If you tuned into Game of Thrones last night, then like us, you’re SHOOK.
We’ve been waiting years for the living to go against the dead and FINALLY, in episode 3, the fighting began. Naturally, there was a TON of death and we said goodbye to some key characters — but ALL of them went down swinging! Ser Jorah, for example, died (in the friend zone) protecting Daenerys until the end. Young gangster Lyanna Mormont killed a whole giant on her way to the afterlife, and Theon Greyjoy completely redeemed himself as he protected Bran “Three Eye Raven” Stark from countless wights.

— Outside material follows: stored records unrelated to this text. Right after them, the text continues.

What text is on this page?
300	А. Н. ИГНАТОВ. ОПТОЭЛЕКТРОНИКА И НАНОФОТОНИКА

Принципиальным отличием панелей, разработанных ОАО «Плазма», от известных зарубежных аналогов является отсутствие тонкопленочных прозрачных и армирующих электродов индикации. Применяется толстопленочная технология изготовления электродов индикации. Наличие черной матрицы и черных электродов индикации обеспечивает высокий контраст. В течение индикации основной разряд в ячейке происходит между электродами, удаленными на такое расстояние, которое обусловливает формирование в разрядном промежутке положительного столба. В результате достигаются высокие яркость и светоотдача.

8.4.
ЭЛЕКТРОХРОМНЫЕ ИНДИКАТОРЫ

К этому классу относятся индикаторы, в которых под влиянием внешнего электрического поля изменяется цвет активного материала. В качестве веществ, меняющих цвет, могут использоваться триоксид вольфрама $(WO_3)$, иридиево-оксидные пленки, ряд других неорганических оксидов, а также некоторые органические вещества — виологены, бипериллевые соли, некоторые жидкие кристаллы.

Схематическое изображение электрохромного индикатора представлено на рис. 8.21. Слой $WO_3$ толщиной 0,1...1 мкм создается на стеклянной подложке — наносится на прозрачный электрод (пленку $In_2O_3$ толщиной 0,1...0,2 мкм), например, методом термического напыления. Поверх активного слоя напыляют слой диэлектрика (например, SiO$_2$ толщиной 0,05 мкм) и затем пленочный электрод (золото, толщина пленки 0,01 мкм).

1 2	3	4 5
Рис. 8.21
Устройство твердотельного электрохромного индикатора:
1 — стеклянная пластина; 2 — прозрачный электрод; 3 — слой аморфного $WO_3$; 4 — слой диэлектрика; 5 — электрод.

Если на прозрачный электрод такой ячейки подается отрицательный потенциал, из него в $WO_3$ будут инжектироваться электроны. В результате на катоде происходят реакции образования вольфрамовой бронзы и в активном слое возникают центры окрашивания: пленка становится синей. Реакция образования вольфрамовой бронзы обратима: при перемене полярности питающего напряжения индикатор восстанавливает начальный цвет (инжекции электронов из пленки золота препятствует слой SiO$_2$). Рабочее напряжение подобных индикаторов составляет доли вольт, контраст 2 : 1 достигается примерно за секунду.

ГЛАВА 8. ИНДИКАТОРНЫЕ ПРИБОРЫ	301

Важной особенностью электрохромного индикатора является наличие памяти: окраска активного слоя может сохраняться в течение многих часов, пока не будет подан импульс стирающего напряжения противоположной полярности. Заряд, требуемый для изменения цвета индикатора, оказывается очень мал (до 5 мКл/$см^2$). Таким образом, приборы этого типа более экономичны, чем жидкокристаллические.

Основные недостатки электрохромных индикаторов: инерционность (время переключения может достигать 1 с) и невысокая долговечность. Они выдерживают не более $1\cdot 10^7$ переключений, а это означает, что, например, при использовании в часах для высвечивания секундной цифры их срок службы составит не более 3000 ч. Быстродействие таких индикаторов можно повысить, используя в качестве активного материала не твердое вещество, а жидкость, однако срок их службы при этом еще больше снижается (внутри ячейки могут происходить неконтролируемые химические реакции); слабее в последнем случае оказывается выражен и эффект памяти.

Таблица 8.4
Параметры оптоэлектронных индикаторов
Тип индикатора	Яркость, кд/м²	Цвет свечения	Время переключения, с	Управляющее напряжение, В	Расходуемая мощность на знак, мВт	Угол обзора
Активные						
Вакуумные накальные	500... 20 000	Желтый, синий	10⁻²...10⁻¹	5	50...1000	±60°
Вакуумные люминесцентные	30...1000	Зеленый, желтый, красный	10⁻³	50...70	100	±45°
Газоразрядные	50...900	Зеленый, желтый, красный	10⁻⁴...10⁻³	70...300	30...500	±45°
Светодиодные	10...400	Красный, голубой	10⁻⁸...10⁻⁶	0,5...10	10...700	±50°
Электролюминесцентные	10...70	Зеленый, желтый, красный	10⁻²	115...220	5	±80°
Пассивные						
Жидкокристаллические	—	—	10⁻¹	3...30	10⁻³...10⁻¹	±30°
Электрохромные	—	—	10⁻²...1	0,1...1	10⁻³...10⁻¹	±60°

Rest in peace to the homies, but … Arya is the BAD B*TCH we can’t stop talking about. Getting to the Night King just before he did Bran IN, Arya stuck the him with the pointy end of her knife and POOF… the Night King, Viserion, and all of the dead were… actually dead this time.
We should have guessed she’d be the one to kill the Night King… she been getting busy since SEASON 1. These are nowhere near ALL of her kills, but they are some of her nastiest, proving Arya is NOT to be slept on… ESPECIALLY not when backed into a corner.
The Stable Boy.
A young Arya killed a stable boy as she tried to escape King’s Landing back in the first season. This first kill seemed unintentional, but nevertheless it’s where she got her start.
Arya was terrified as all hell after the Faceless Men kind of, sort of ordered her death — but after being chased all around Braavos, she runs into a dark room and does the nameless bully girl in.
Lord Walder Frey and his sons.
This is when Arya established herself as a straight up savage, in my humble opinion. She disguised herself as a server, bakes Lord Frey’s two sons into a pie, feeds them to him, and then slits his throat. This, of course, is revenge for when Lord Frey murdered her mother and brother at the Red Wedding.